伊藤康英 / 交響詩《時の逝く》
Ito, Yasuhide / As Time is passing on Symphonic Poem for Band


  1. 第1部 ラメント (Lamento)
  2. 第2部 行進曲 (Marcia)
  3. 第3部 怒りの日 (Dies Irae)
  4. 第4部 時の逝く (As Time is passing on)
作曲者: 伊藤康英
作曲年: 2000年
演奏時間: 15分
編成: 2or3Fl. Picc. 2Ob. 3Bas. EbCl. 3BbCl. AltoCl. BassCl. Sop.Sax. 2Alt.Sax. Ten.Sax.
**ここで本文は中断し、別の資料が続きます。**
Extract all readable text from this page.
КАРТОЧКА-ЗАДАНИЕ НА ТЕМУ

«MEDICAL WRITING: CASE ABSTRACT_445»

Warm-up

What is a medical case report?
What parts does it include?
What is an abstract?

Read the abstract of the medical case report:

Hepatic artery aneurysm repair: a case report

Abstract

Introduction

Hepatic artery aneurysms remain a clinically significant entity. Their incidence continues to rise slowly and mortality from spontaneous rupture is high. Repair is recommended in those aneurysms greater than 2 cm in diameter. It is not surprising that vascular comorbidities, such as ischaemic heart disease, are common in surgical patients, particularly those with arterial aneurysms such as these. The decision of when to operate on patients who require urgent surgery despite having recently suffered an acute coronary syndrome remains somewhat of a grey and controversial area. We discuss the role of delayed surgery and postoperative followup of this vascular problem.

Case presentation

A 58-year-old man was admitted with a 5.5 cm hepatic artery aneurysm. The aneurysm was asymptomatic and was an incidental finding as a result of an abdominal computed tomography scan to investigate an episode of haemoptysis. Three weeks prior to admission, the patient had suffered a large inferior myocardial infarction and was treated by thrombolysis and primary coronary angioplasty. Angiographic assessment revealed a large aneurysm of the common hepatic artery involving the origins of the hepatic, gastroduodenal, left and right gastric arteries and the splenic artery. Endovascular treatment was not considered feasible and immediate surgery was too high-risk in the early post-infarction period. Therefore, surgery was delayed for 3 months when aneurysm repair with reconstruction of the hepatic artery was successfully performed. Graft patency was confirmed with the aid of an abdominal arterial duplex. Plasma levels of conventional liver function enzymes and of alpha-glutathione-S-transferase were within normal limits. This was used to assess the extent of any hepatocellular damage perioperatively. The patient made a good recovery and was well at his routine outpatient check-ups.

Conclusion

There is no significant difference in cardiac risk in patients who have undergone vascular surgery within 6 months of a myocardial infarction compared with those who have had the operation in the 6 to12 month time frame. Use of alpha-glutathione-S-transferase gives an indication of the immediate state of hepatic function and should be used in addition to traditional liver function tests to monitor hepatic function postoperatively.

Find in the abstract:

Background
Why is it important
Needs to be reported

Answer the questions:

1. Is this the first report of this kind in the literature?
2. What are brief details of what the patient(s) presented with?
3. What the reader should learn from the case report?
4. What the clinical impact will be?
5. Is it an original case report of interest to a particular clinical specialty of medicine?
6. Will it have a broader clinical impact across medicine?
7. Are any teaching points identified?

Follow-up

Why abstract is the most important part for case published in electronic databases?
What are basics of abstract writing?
Bar.Sax. 4Hrn. 3Cornette. 3Trp. 2Trb. BassTrb. Euph. Tub. Cb. Timp. Perc. Mix-chor(sung by players)
初演: 2000年5月25日 佐川聖二 指揮 グラール・ウィンド・オーケストラ


出版社:
委嘱者: グラール・ウィンド・オーケストラ
解説: グラ-ル・ウィンド・オーケストラの10周年記念曲として作曲。しかし出来上がった作品は、むしろレクイエムに近い。そういえば、ブリテンは、日本の紀元 2600年のために『鎮魂交響曲』を作曲し、そのタイトルが日本政府の顰蹙を買ったことがあった。だから私のこの作品も、記念曲にふさわしくないぞ、といわれるかもしれない。
が、それにはこんな経緯がある。
「指揮の佐川先生が泣けるようなメロディを」なんてことが、委嘱の条件に書いてあったりしたのだ(ちなみにこれを書いたのは、バンドの中で打楽器を担当しているMさんで、ぼくの高校の後輩にあたる)で、それならば、ワーグナーふうのたっぷりとした息の長い音楽を書いてみようと思った。あれやこれやとメロディを捜し求めていると、ふと、かねて作曲した『時の逝く』という未発表の無伴奏合唱曲のことが気にかかりだした。そこで、このモティーフをずっと念頭におきつつ作曲を進めていった。ところが今度はこの合唱曲そのものを引用してみたくなってきたのだった。
『時の逝く』という詩は、林望氏の手になるもので『鎮魂十二頌』というレクイエムの冒頭の詩。数年前に受け取ってこの合唱曲を書いたのみで、ずっとそのままになっていた。レクイエムとは鎮魂もしくは魂の救いを描いたもので、この詩自体は、決して悲しみにくれているばかりではなく、その口調はむしろ明るい。暖かい。
結局、この混声四部合唱曲をほぼそのままの形で引用することとした。
その詩をここに引いておく。

朝に 頬染めた 光は
たちまち 昏れて 夕べに
時の逝く そのはやさ
そのしのびやかさに
驚いている
わたしがいる

生きてあること
思えば すべては
一度っきりのことだったよ

春べに 萌えそめた 緑は
たちまち 夏の 木立に
時の逝く そのはやさ
そのうつりかわりに
たじろいでいる
わたしがいる

生きてきたこと
思えば すべては
一度っきりのことだったよ

この作品を書いたことで、自分の中の二つの仕事―吹奏楽と声楽―につながりが見えてきたような気がして大変に嬉しい。
曲は単一楽章で4部からなり、それぞれ「ラメント」「行進曲」「怒りの日(Dies Irae)」「時の逝く」と題されている15分強の作品。
本日の初演がうまくいきますように。(初演プログラム/伊藤康英)

林望の詩による、アマチュア吹奏楽団グラール・ウィンド・オーケストラによる創立10周年記念委嘱作品。未発表の無伴奏混声合唱曲「時の逝く」が引用されている。コンクール用に再構成された交響的断章《時の逝く》もあり。